Dans la très grande majorité des cas, les crises de migraine cataméniales surviennent sans aura.

En termes de signes cliniques, la crise qui survient pendant les règles est similaire à une crise migraineuse classique (maux de tête, nausées, vomissements...), mais elle présente néanmoins quelques particularités :

  • Sa longueur, qui dépasse facilement les 72 heures habituellement décrites comme durée maximale.
  • Sa récurrence au traitement et le fait que la céphalée revienne plusieurs fois au cours d’une même crise.
  • Son intensité, jugée souvent plus importante, et le fait qu’elle résiste parfois aux thérapeutiques habituelles
Un autre élément de sévérité rarement évalué dans les études mais retrouvé fréquemment en consultation concerne l’anticipation anxieuse de la crise, comme l’explique le Dr Lantéri-Minet.

« Certaines patientes, notamment celles atteintes de migraine cataméniale pure, programment leurs crises et emplissent prospectivement leur agenda pour 6 mois, en bloquant toute la période des règles, afin d’éviter voyages et rendez-vous, car elles savent que ce sera très difficile à gérer, explique-t-il. Or, il semble probable que cette anticipation anxieuse et ce phénomène intentionnel sur la crise participe à sa gravité et à sa sévérité. »

Mais alors, comment surmonter la migraine cataméniale lorsqu’elle devient un handicap, du fait de sa récurrence et de la difficulté à la traiter efficacement ?

Les traitements

« La migraine cataméniale se traite, insiste le Dr Lantéri-Minet. La première chose est de considérer que ces crises se traitent comme les autres.

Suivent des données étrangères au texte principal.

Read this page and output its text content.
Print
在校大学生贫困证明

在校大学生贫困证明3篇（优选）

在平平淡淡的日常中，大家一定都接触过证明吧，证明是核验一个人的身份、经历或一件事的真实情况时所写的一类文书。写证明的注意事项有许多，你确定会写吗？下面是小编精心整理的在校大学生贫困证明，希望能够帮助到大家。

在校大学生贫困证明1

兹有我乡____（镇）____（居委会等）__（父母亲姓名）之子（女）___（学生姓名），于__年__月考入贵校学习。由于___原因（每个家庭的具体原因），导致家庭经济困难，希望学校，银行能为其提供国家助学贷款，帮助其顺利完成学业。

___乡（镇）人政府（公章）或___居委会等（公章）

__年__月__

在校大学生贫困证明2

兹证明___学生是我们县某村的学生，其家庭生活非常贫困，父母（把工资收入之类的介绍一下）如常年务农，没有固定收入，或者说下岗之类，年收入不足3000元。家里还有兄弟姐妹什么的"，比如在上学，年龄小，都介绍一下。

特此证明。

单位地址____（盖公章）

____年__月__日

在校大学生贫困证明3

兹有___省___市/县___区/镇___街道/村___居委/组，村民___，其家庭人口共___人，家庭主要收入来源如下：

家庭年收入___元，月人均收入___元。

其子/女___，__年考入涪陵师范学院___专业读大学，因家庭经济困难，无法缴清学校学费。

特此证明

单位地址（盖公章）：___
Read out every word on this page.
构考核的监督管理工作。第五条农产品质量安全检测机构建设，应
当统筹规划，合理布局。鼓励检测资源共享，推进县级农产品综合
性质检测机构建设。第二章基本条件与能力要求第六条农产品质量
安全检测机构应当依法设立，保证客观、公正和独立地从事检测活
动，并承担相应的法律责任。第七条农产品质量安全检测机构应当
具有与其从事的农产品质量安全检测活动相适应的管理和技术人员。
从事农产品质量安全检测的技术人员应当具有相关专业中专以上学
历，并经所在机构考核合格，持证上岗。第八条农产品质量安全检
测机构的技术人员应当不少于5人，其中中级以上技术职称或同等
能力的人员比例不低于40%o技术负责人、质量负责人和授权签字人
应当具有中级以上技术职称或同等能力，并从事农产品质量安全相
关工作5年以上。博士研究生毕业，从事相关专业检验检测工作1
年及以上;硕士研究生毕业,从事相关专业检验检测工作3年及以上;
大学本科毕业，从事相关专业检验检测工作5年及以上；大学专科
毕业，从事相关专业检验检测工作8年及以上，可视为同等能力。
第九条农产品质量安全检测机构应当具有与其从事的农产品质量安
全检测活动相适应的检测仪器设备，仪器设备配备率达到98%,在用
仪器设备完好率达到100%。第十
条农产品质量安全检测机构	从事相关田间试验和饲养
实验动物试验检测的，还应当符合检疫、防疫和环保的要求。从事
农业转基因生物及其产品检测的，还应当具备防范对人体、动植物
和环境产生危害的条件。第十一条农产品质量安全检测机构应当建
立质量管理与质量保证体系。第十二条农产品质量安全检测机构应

Compte tenu de la durée et des récurrences, on conseille très souvent d’associer d’emblée un AINS (Anti-inflammatoires non stéroïdiens) et un triptan, dès le début de la crise. » Cela permet au triptan d’agir rapidement et à l’AINS de couvrir en durée et d’éviter la récurrence trop rapide.

Un traitement préventif séquentiel : le patch d’estradiol

Quand le traitement de crise ne suffit pas, le médecin peut proposer un traitement séquentiel, administré uniquement durant la période des règles.

« Le patch d’estradiol en percutané est le traitement séquentiel le plus validé, note le neurologue. On l’applique deux à trois jours avant le début des règles ou de l’hémorragie de privation quand les patientes sont sous pilule et ce, jusqu’à la fin de la période menstruelle. »

Les limites de cette technique concernent la régularité du cycle : sous pilule, l’hémorragie de privation est régulière et on peut anticiper sans difficulté la chute du taux d’œstrogènes. En revanche, chez les patientes en cycle naturel, le patch d’estradiol ne fonctionne que si la patiente a un cycle régulier.

Hormis les antécédents de cancers gynécologiques, cette technique ne présente pas de contre-indication car l’estradiol se rapproche de l’hormone naturelle et la tolérance est généralement bonne.

Seul problème observé chez 3 à 5% des patientes, la survenue de spotting (petits saignements inter-menstruels). Les femmes doivent donc être prévenues de ce risque.

Des traitements de fonds classiques

Pour les patientes qui ont des migraines cataméniales associées à d’autres crises au cours du mois, un traitement de fond classique peut être envisagé.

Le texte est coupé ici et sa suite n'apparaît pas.